Taylor Poitier - #69 - Sr. - 6’3”, 291

Man, I hate it for Taylor. The coaching staff have been high on him for a while, but instead of playing football, he’s been playing physical therapy the last two seasons. It’s hard to believe he’s only played 4 games in his K-State career. Luckily for Taylor, there is no better time than now to make your mark. He’s not 100% yet, and will miss a few games early in the season, but once he’s back on the field, I expect him on the field.

A time share with Panzer at guard is ideal to knock the rust off and keep both players fresh. Before all the injuries, Poitier was a freaky athlete on the interior, capable of hunting down linebackers on the second level. If that’s still there, I wouldn’t be surprised if he takes over the right guard spot at some point this season. He still has his Covid year, and is the perfect candidate for a medical 6th year tacked on to the end of his career. The goal this season is to get on the field and stay healthy. If that happens, everything else should work out fine.

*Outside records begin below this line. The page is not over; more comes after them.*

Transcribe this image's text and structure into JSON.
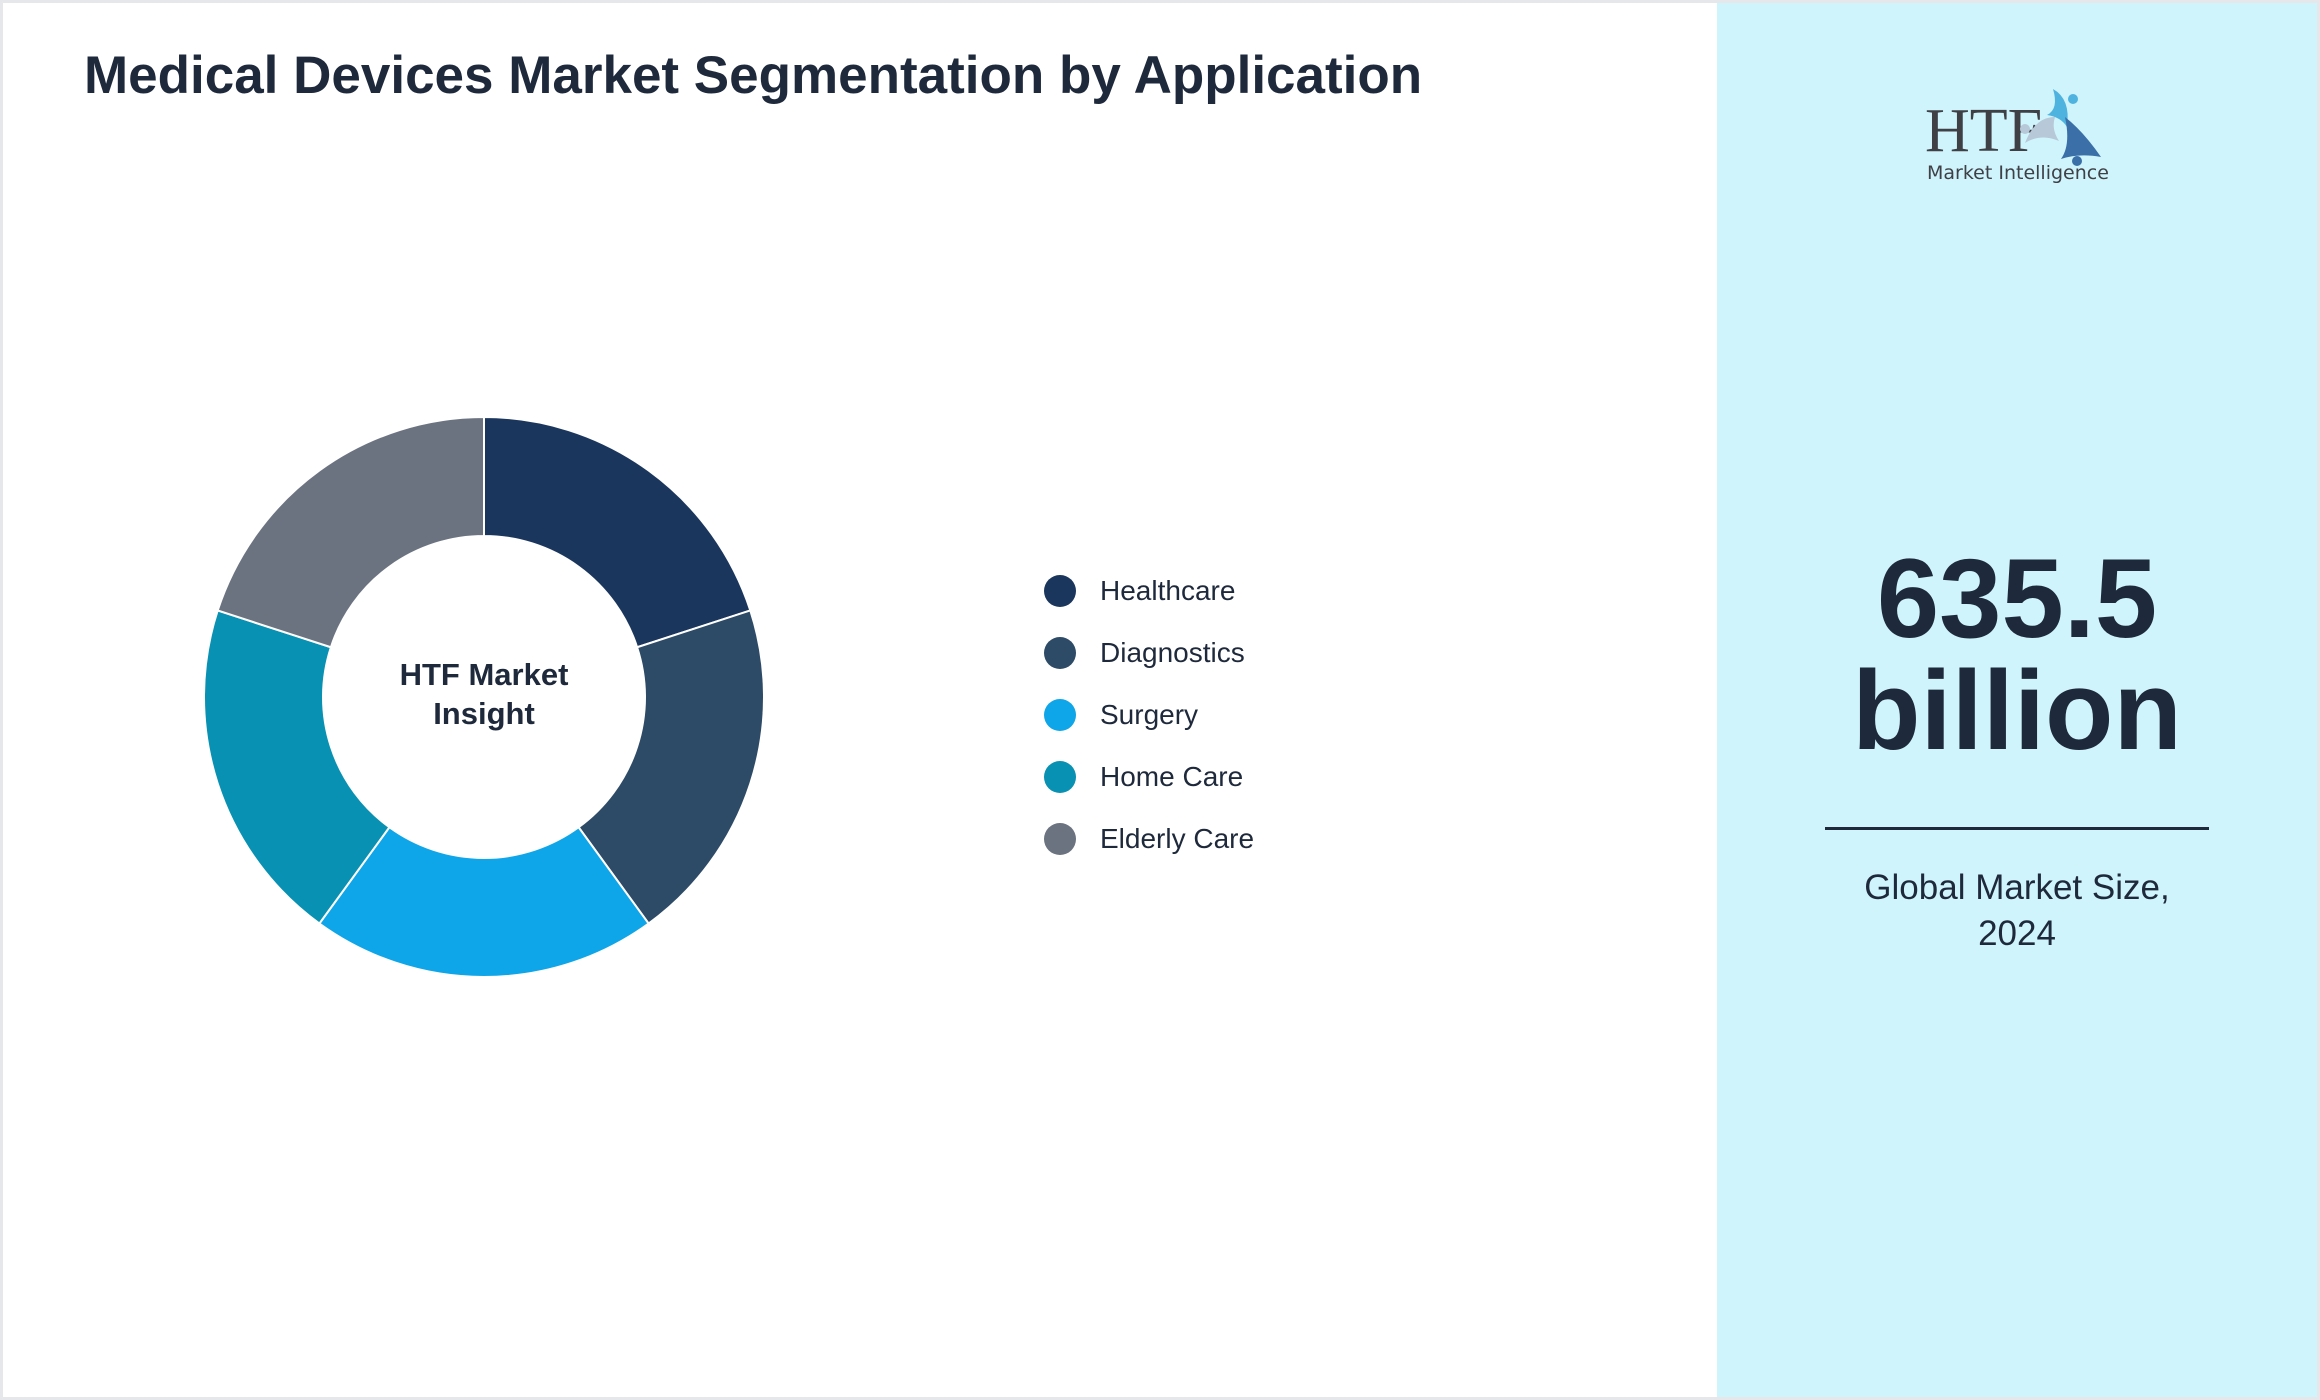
{
  "chart_data": {
    "type": "pie",
    "title": "Medical Devices Market Segmentation by Application",
    "center_label": "HTF Market Insight",
    "categories": [
      "Healthcare",
      "Diagnostics",
      "Surgery",
      "Home Care",
      "Elderly Care"
    ],
    "values": [
      20,
      20,
      20,
      20,
      20
    ],
    "colors": [
      "#1b365d",
      "#2d4a66",
      "#0ea5e9",
      "#0891b2",
      "#6b7280"
    ],
    "donut": true,
    "legend_placement": "right"
  },
  "sidebar": {
    "logo_text": "HTF Market Intelligence",
    "value_line1": "635.5",
    "value_line2": "billion",
    "caption_line1": "Global Market Size,",
    "caption_line2": "2024",
    "background": "#cff4fc"
  }
}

Sam Shields - #66 - R.-So - 6’4”, 300

The Manhattan native is where he needs to be in terms of development. He’s a solid depth piece this season. I don’t anticipate him getting a ton of action with the top 4 guards K-State has on the depth chart, but that depth goes away next season.

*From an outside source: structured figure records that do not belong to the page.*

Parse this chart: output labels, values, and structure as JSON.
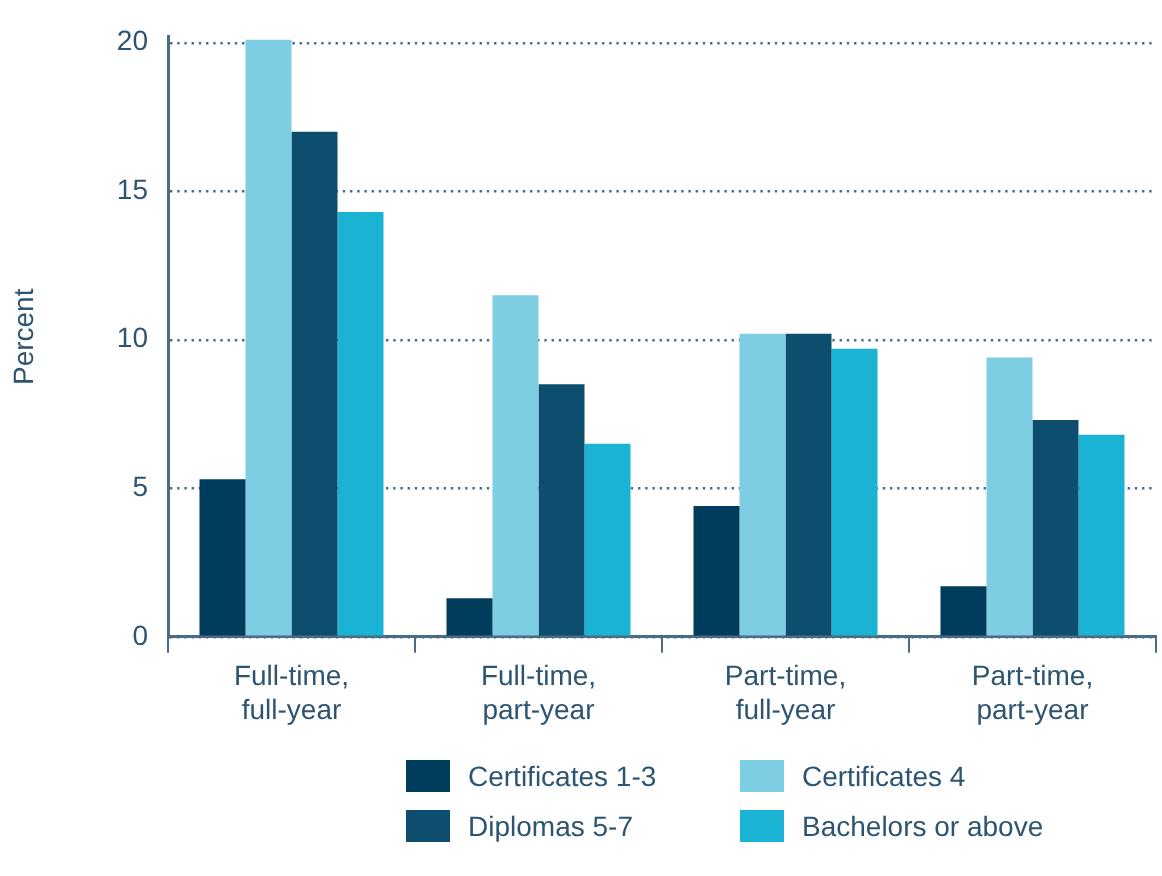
{
  "chart_data": {
    "type": "bar",
    "ylabel": "Percent",
    "categories": [
      "Full-time, full-year",
      "Full-time, part-year",
      "Part-time, full-year",
      "Part-time, part-year"
    ],
    "series": [
      {
        "name": "Certificates 1-3",
        "color": "#003d5c",
        "values": [
          5.3,
          1.3,
          4.4,
          1.7
        ]
      },
      {
        "name": "Certificates 4",
        "color": "#7dcde3",
        "values": [
          20.1,
          11.5,
          10.2,
          9.4
        ]
      },
      {
        "name": "Diplomas 5-7",
        "color": "#0d4d6e",
        "values": [
          17.0,
          8.5,
          10.2,
          7.3
        ]
      },
      {
        "name": "Bachelors or above",
        "color": "#1bb3d3",
        "values": [
          14.3,
          6.5,
          9.7,
          6.8
        ]
      }
    ],
    "ylim": [
      0,
      20.2
    ],
    "yticks": [
      0,
      5,
      10,
      15,
      20
    ],
    "grid": "y",
    "legend": "bottom"
  }
}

Camden Beebe - #58 - Fr. - 6’3”, 355

I have no idea what and how the Beebe family feeds these guys, but it seems to work. In fact, maybe a little too well with Camden. He might be able to play at 355, but he’d be the exception. I’d love to see him cut some weight this season, if for no other reason than to take some strain off his back and knees. He’ll redshirt this year and work on his body. If he can cut down to 330 and keep his strength, look out, because this dude is a mauler. To play for Riley though, he also needs to make sure he can pull and move in space. Consider him a work in progrss.